My point is that such differences are a structural fact of campus life and that it is futile to conceal them or pretend they don't exist. A better alternative is to make those facts known far and wide -- and that includes making budgets available for all to see -- so that everyone understands how the university works.

The truth is that a culture of secrecy breeds mistrust and paranoia; openness and transparency lay the groundwork for understanding. As a seasoned vice president for finance once told me, "People always imagine much greater inequities than really exist. When they see the actual figures, they learn that their fears were greatly exaggerated or completely unfounded."

That is precisely what my provost friend fails to see. Concealing the formula he uses to calculate merit-based raises is most likely to cause some faculty members to imagine, ipso facto, that they were done some injustice in the process -- that the colleague in the office next door fared better than should have been the case.

I would even go so far as to say that salaries themselves -- of administrators as well as faculty members -- should be available for all to see, as is the practice in many public institutions. Transparency in such matters, and the accountability that attaches to it, is always and only a virtue, never something to be feared.

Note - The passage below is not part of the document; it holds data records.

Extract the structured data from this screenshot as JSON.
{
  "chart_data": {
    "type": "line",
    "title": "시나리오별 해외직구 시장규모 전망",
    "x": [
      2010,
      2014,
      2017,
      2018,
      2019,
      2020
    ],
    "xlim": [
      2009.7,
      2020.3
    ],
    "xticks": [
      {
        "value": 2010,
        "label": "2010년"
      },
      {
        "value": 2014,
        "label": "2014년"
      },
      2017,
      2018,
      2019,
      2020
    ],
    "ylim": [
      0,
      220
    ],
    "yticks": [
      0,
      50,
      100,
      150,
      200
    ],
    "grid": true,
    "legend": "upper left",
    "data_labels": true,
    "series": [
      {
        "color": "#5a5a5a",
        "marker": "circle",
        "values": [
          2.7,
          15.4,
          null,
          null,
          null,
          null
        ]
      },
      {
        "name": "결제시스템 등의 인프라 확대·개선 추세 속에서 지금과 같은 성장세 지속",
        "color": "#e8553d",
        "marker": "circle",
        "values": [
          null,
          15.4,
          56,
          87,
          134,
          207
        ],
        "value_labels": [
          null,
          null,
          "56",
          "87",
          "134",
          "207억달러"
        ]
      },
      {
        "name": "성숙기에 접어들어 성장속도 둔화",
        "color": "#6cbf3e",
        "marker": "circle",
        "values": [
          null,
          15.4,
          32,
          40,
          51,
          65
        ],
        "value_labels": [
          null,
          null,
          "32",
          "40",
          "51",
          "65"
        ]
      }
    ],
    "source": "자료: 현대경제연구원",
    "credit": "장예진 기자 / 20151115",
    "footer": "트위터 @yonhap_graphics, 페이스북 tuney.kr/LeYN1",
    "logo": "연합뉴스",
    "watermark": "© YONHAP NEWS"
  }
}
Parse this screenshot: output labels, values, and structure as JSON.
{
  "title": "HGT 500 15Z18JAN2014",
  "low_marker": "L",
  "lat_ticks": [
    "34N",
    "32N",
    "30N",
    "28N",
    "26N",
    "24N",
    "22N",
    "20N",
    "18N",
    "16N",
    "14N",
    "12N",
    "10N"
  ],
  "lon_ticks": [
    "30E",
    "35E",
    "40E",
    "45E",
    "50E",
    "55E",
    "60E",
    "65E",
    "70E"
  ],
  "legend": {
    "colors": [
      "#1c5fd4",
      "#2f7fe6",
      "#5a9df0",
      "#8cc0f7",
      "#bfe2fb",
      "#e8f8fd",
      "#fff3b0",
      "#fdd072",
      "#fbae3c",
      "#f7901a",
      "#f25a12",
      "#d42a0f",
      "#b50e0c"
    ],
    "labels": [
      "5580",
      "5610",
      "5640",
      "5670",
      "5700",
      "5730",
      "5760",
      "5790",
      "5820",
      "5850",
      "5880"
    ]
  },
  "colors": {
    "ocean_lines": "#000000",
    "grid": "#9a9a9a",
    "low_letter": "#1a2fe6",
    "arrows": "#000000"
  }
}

Of course, certain aspects of academic administration must necessarily remain confidential. Administrators are obligated, for example, to protect privacy in personnel matters like disciplinary actions. It would be inappropriate for a department head, say, to divulge details of a dispute to individuals not directly involved in the case. Or for a dean to discuss confidential personnel issues involving a department head with individuals unrelated to the department or the case.

The details of personnel cases should be revealed only on a need-to-know basis so as to protect those involved. Discretion in those kinds of scenarios serves a positive purpose: protecting reputations. Secrecy in most other venues of academic governance, however, rarely serves a positive purpose.

Having said all that, I don't want to seem to suggest that injustices don't exist. Clearly they do. In a given context, a program may receive a disproportionate amount of resources, or one group or individuals may benefit unduly as a result of favoritism. But such specific injustices are different in kind from the network of structural differences I've been discussing -- the fact that some individuals, programs, or units are costlier than others as a consequence of market forces and a host of other material considerations.

In fact, fostering a climate of openness and transparency is the first step to correcting the kinds of injustices that do exist. It is much easier to distinguish between genuine injustices and structural differences (and then to take measures to rectify the former) once academic budgets and other important documents and decision-making procedures are out in the sunshine for all to examine.

What's more, promoting such a climate of openness will help dissipate the us-versus-them attitude that too often plagues academe.

So my response to my dean friend is: "You need not worry about class warfare if you do two things: Provide clearly articulated explanations of how and why structural differences exist, and make your budgets and other key documents and procedures available to all. Better to empower people with knowledge than cripple them with fear."